For more detailed information on benefit coverage, visit the Employee Services webpage.

Employees elect benefit plans and are then charged for their portion of benefits on their monthly pay advice. This money then goes to the Office of Employee Services. This rate is applied automatically to salary expenses as part of the month-end close process. Monies flow through the campus benefit pools in fund 28 to the Office of Employee Services. Employee services pay insurance providers with these contributions and in return, employees recieve insurance ID cards, retirement statements, etc. 

For a better understanding, view our visual representation of how fringe benefits flow in the CU system. (PDF)

The fringe benefit rate calculation uses the most recent fiscal year actual amounts to calculate future fiscal year benefit rates. These figures form the basis for projecting current year salary and benefits activity, which are used in turn to project the fringe benefit and salary expenses for the following year. Calculations of the estimated fringe benefit expenses determine the rate necessary to adequately fund projected fringe benefits expenses based on estimated changes to employer contributions.

For your convenience, we've created a chart that graphically displays the two year lag in actual expenses and the inclusion of calculated carryforwards (PDF). The campus is required by federal rules to include the prior year’s surplus or deficit (carry forward) in the following year’s rates.

Fringe benefit rates are submitted to the U.S. Department of Health and Human Services, Division of Cost Allocation by the end of December annually. 

Current and historical GAIR rates can be found in our planning parameters (PDF).

The General Administrative and Infrastructure Recharge (GAIR) is a combination of the General Administrative Recharge (GAR) and the General Infrastructure Recharge (GIR). GAR & GIR are overhead charges that the university levies on self-supporting operations, primarily Auxiliary fund groups, which benefit from central campus services and support.

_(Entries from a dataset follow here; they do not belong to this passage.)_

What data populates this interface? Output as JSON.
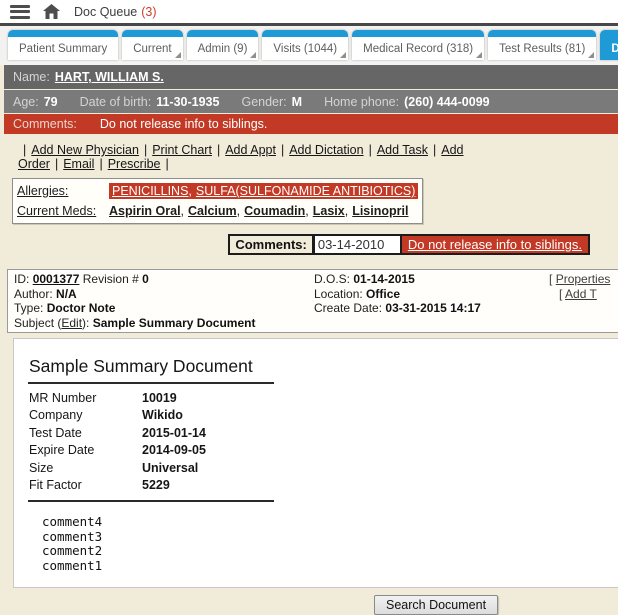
{
  "topbar": {
    "title": "Doc Queue",
    "count": "(3)",
    "icons": {
      "menu": "hamburger-bars",
      "home": "house"
    }
  },
  "tabs": [
    {
      "label": "Patient Summary"
    },
    {
      "label": "Current"
    },
    {
      "label": "Admin (9)"
    },
    {
      "label": "Visits (1044)"
    },
    {
      "label": "Medical Record (318)"
    },
    {
      "label": "Test Results (81)"
    },
    {
      "label": "Document S"
    }
  ],
  "patient": {
    "name_label": "Name:",
    "name": "HART, WILLIAM S.",
    "age_label": "Age:",
    "age": "79",
    "dob_label": "Date of birth:",
    "dob": "11-30-1935",
    "gender_label": "Gender:",
    "gender": "M",
    "phone_label": "Home phone:",
    "phone": "(260) 444-0099",
    "alert_label": "Comments:",
    "alert_text": "Do not release info to siblings."
  },
  "action_links": {
    "separator": "|",
    "items": [
      "Add New Physician",
      "Print Chart",
      "Add Appt",
      "Add Dictation",
      "Add Task",
      "Add Order",
      "Email",
      "Prescribe"
    ]
  },
  "allergy_panel": {
    "allergies_label": "Allergies:",
    "allergies": [
      "PENICILLINS",
      "SULFA(SULFONAMIDE ANTIBIOTICS)"
    ],
    "meds_label": "Current Meds:",
    "meds": [
      "Aspirin Oral",
      "Calcium",
      "Coumadin",
      "Lasix",
      "Lisinopril"
    ],
    "separator": ","
  },
  "comments_bar": {
    "label": "Comments:",
    "date_value": "03-14-2010",
    "note": "Do not release info to siblings."
  },
  "document_meta": {
    "id_label": "ID:",
    "id": "0001377",
    "revision_label": "Revision #",
    "revision": "0",
    "author_label": "Author:",
    "author": "N/A",
    "type_label": "Type:",
    "type": "Doctor Note",
    "subject_label_start": "Subject (",
    "subject_edit": "Edit",
    "subject_label_end": "):",
    "subject": "Sample Summary Document",
    "dos_label": "D.O.S:",
    "dos": "01-14-2015",
    "location_label": "Location:",
    "location": "Office",
    "create_label": "Create Date:",
    "create_date": "03-31-2015 14:17",
    "bracket": "[",
    "properties_link": "Properties",
    "add_link": "Add T"
  },
  "document": {
    "title": "Sample Summary Document",
    "fields": [
      {
        "label": "MR Number",
        "value": "10019"
      },
      {
        "label": "Company",
        "value": "Wikido"
      },
      {
        "label": "Test Date",
        "value": "2015-01-14"
      },
      {
        "label": "Expire Date",
        "value": "2014-09-05"
      },
      {
        "label": "Size",
        "value": "Universal"
      },
      {
        "label": "Fit Factor",
        "value": "5229"
      }
    ],
    "comments": [
      "comment4",
      "comment3",
      "comment2",
      "comment1"
    ]
  },
  "footer": {
    "search_button": "Search Document"
  },
  "colors": {
    "accent_blue": "#1e9ad6",
    "alert_red": "#c23a25",
    "page_beige": "#f1ebd9",
    "bar_gray": "#6b6b6b"
  }
}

The two rates are distinct and are calculated separately, but are commonly referred to in combination as GAIR. Charging self-supporting operations for central support and services is common practice in Higher Education since this overhead charge supports the notion that an auxiliary is to be self-supporting.

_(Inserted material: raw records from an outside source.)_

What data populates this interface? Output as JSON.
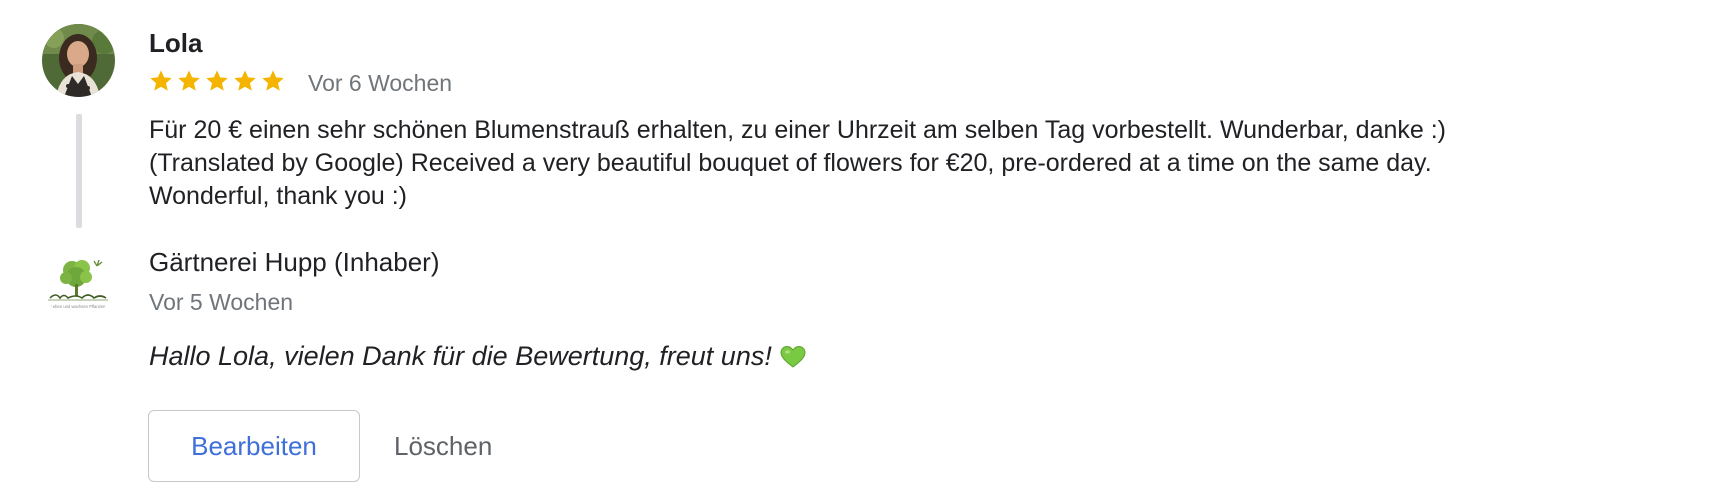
{
  "review": {
    "reviewer_name": "Lola",
    "rating": 5,
    "rating_max": 5,
    "star_color": "#f4b400",
    "date": "Vor 6 Wochen",
    "text_lines": [
      "Für 20 € einen sehr schönen Blumenstrauß erhalten, zu einer Uhrzeit am selben Tag vorbestellt. Wunderbar, danke :)",
      "(Translated by Google) Received a very beautiful bouquet of flowers for €20, pre-ordered at a time on the same day.",
      "Wonderful, thank you :)"
    ]
  },
  "owner_reply": {
    "owner_name": "Gärtnerei Hupp (Inhaber)",
    "date": "Vor 5 Wochen",
    "text": "Hallo Lola, vielen Dank für die Bewertung, freut uns!",
    "emoji": "green-heart-icon",
    "logo_caption": "Leben und wachsen Pflanzen"
  },
  "actions": {
    "edit_label": "Bearbeiten",
    "delete_label": "Löschen",
    "edit_color": "#3f6fd8"
  }
}
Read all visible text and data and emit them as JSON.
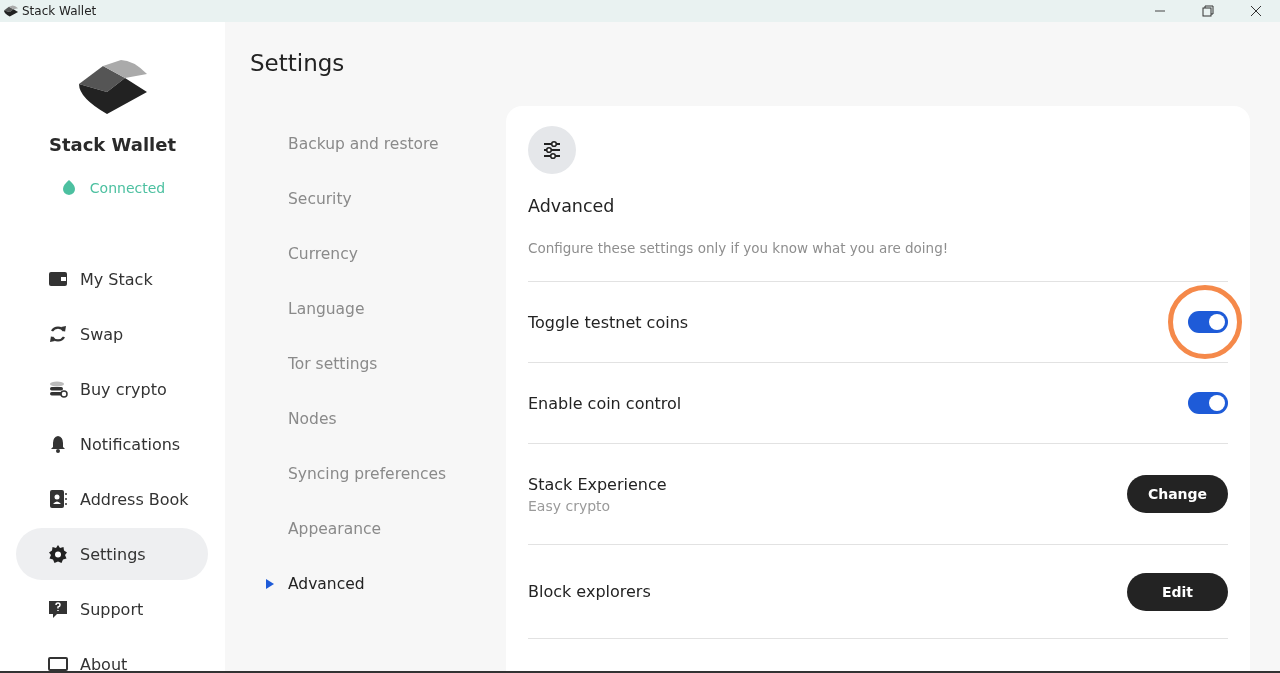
{
  "window": {
    "title": "Stack Wallet"
  },
  "sidebar": {
    "app_name": "Stack Wallet",
    "connection": {
      "label": "Connected",
      "color": "#4cc0a0"
    },
    "items": [
      {
        "label": "My Stack",
        "selected": false
      },
      {
        "label": "Swap",
        "selected": false
      },
      {
        "label": "Buy crypto",
        "selected": false
      },
      {
        "label": "Notifications",
        "selected": false
      },
      {
        "label": "Address Book",
        "selected": false
      },
      {
        "label": "Settings",
        "selected": true
      },
      {
        "label": "Support",
        "selected": false
      },
      {
        "label": "About",
        "selected": false
      }
    ]
  },
  "page_title": "Settings",
  "settings_menu": [
    {
      "label": "Backup and restore",
      "selected": false
    },
    {
      "label": "Security",
      "selected": false
    },
    {
      "label": "Currency",
      "selected": false
    },
    {
      "label": "Language",
      "selected": false
    },
    {
      "label": "Tor settings",
      "selected": false
    },
    {
      "label": "Nodes",
      "selected": false
    },
    {
      "label": "Syncing preferences",
      "selected": false
    },
    {
      "label": "Appearance",
      "selected": false
    },
    {
      "label": "Advanced",
      "selected": true
    }
  ],
  "panel": {
    "title": "Advanced",
    "description": "Configure these settings only if you know what you are doing!",
    "rows": [
      {
        "kind": "toggle",
        "label": "Toggle testnet coins",
        "on": true,
        "highlighted": true
      },
      {
        "kind": "toggle",
        "label": "Enable coin control",
        "on": true,
        "highlighted": false
      },
      {
        "kind": "button",
        "label": "Stack Experience",
        "sublabel": "Easy crypto",
        "button": "Change"
      },
      {
        "kind": "button",
        "label": "Block explorers",
        "button": "Edit"
      }
    ]
  }
}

The GAR portion is calculated using the federally defined general and administrative (G&A) cost pool divided by total campus operating expenditures per the annual audited campus financial statements.G&A expenditures are commonly found in the General Fund. Examples include accounting, human resources, budget office, a portion of OIT, and CU-system services (e.g. purchasing, payroll, IT functions). GAIR proceeds come into the general fund and are used to cover these general administrative costs.

The GIR portion is calculated by determining the auxiliary share of common infrastructure costs and then dividing that amount by total auxiliary operating expenses excluding GAIR expenses. Examples of common infrastructure costs include sidewalks, roads, garbage cans and bike racks.

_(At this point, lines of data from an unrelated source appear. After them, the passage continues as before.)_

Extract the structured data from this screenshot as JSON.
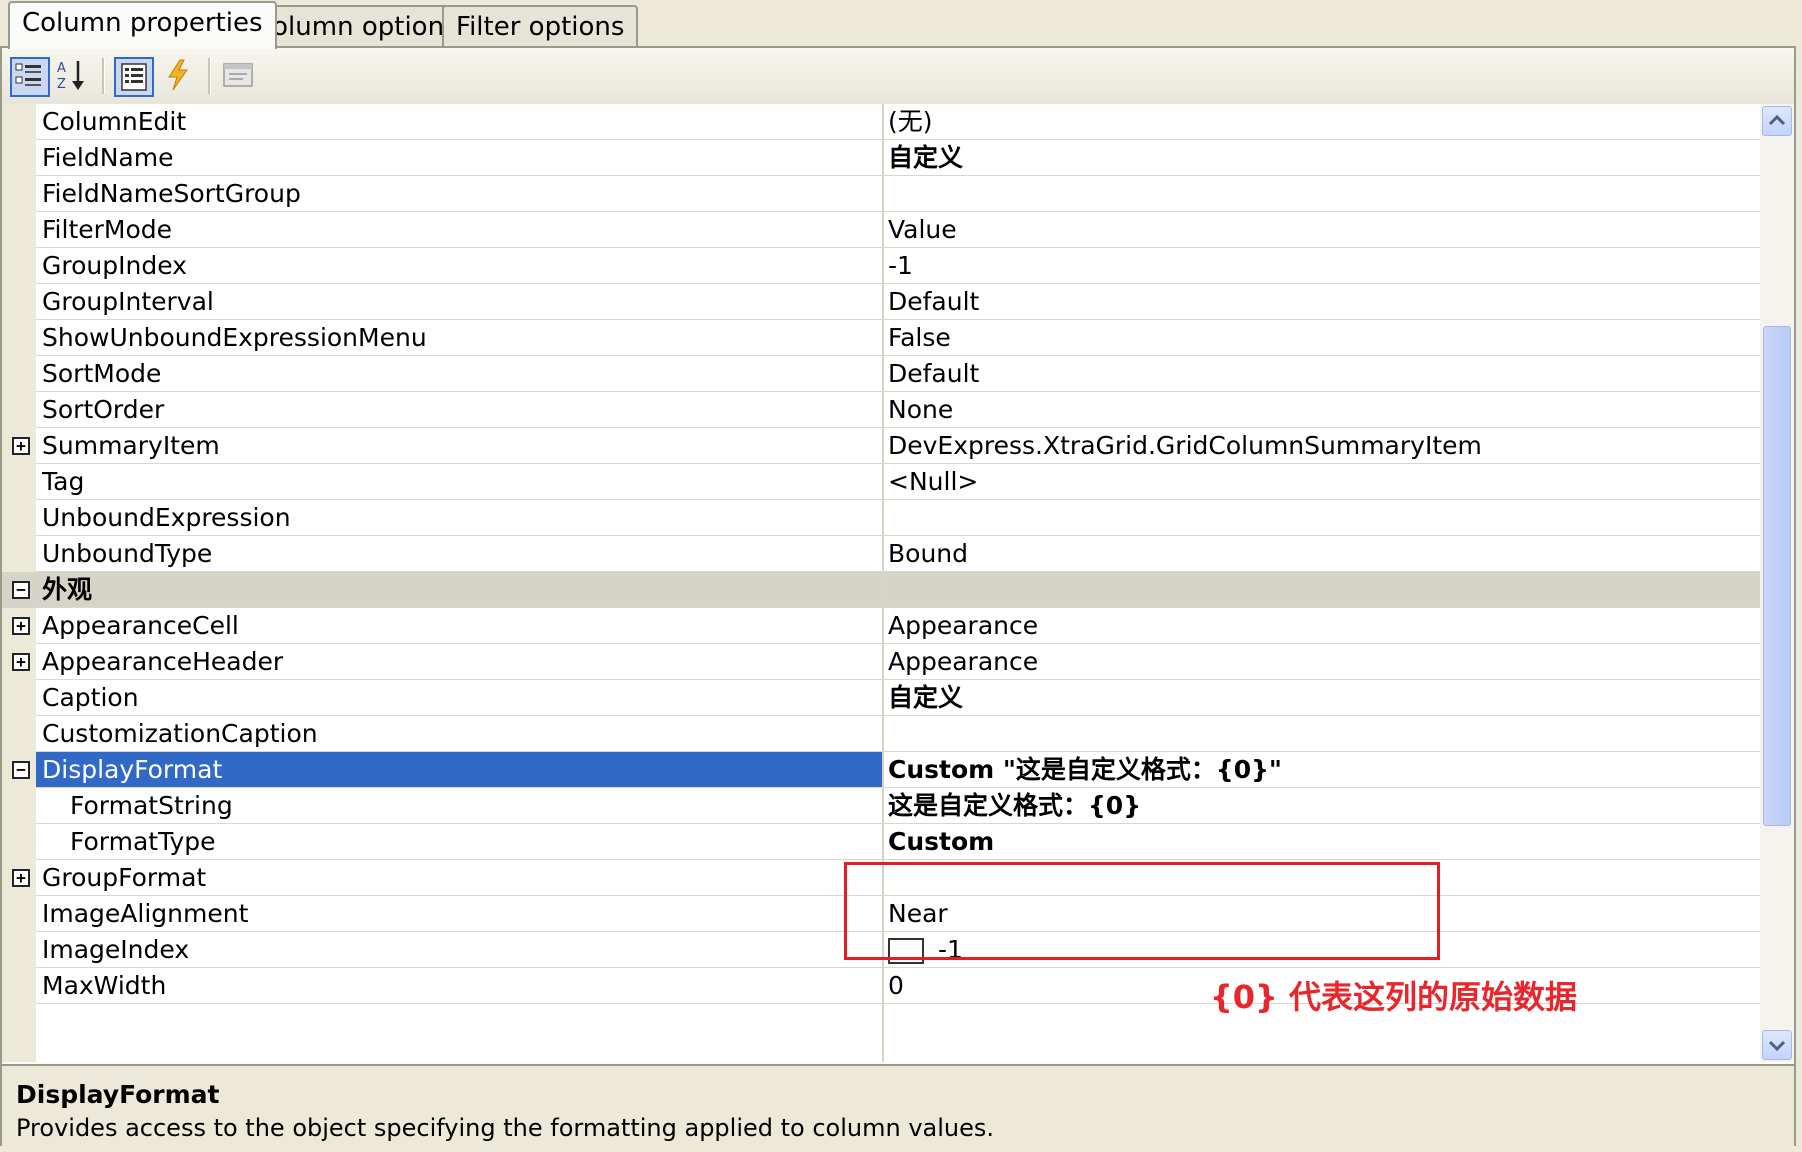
{
  "tabs": [
    {
      "label": "Column properties",
      "active": true
    },
    {
      "label": "Column options",
      "active": false
    },
    {
      "label": "Filter options",
      "active": false
    }
  ],
  "toolbar": {
    "buttons": [
      {
        "icon": "categorized-icon",
        "pressed": true
      },
      {
        "icon": "alphabetical-sort-icon",
        "pressed": false
      },
      {
        "icon": "properties-icon",
        "pressed": true
      },
      {
        "icon": "events-lightning-icon",
        "pressed": false
      },
      {
        "icon": "property-pages-icon",
        "pressed": false
      }
    ]
  },
  "properties": [
    {
      "name": "ColumnEdit",
      "value": "(无)"
    },
    {
      "name": "FieldName",
      "value": "自定义",
      "bold": true
    },
    {
      "name": "FieldNameSortGroup",
      "value": ""
    },
    {
      "name": "FilterMode",
      "value": "Value"
    },
    {
      "name": "GroupIndex",
      "value": "-1"
    },
    {
      "name": "GroupInterval",
      "value": "Default"
    },
    {
      "name": "ShowUnboundExpressionMenu",
      "value": "False"
    },
    {
      "name": "SortMode",
      "value": "Default"
    },
    {
      "name": "SortOrder",
      "value": "None"
    },
    {
      "name": "SummaryItem",
      "value": "DevExpress.XtraGrid.GridColumnSummaryItem",
      "expander": "+"
    },
    {
      "name": "Tag",
      "value": "<Null>"
    },
    {
      "name": "UnboundExpression",
      "value": ""
    },
    {
      "name": "UnboundType",
      "value": "Bound"
    },
    {
      "name": "外观",
      "value": "",
      "category": true,
      "expander": "−"
    },
    {
      "name": "AppearanceCell",
      "value": "Appearance",
      "expander": "+"
    },
    {
      "name": "AppearanceHeader",
      "value": "Appearance",
      "expander": "+"
    },
    {
      "name": "Caption",
      "value": "自定义",
      "bold": true
    },
    {
      "name": "CustomizationCaption",
      "value": ""
    },
    {
      "name": "DisplayFormat",
      "value": "Custom \"这是自定义格式：{0}\"",
      "bold": true,
      "selected": true,
      "expander": "−"
    },
    {
      "name": "FormatString",
      "value": "这是自定义格式：{0}",
      "bold": true,
      "indent": true
    },
    {
      "name": "FormatType",
      "value": "Custom",
      "bold": true,
      "indent": true
    },
    {
      "name": "GroupFormat",
      "value": "",
      "expander": "+"
    },
    {
      "name": "ImageAlignment",
      "value": "Near"
    },
    {
      "name": "ImageIndex",
      "value": "-1",
      "swatch": true
    },
    {
      "name": "MaxWidth",
      "value": "0"
    }
  ],
  "annotation": "{0} 代表这列的原始数据",
  "description": {
    "title": "DisplayFormat",
    "text": "Provides access to the object specifying the formatting applied to column values."
  },
  "colors": {
    "selection": "#3169c6",
    "annotation": "#e8262b",
    "highlight_box": "#e21f26"
  }
}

GAIR is a cost recovery model. The GAIR rate is calculated annually using data from two years in arrears. For example, the FY2019 GAIR rate is calculated during FY2018 using FY2017 and earlier data in efforts to project the upcoming year as closely as possible. In general, if the G&A cost pool grows more slowly than the total operating expenditure base, the rate will go down; if the reverse is true, the rate will go up.

GAR is charged on a monthly basis to auxiliary and self-funded operations (20, 26, 28, 29) and their renewal and replacement plant fund (78) and to agency funds (80). GAIR is only applied against expenses, not cash transfers or revenue.

GIR is charged on a monthly basis to auxiliary and self-funded operations (20, 26, 28, 29) and their renewal and replacement plant fund (78).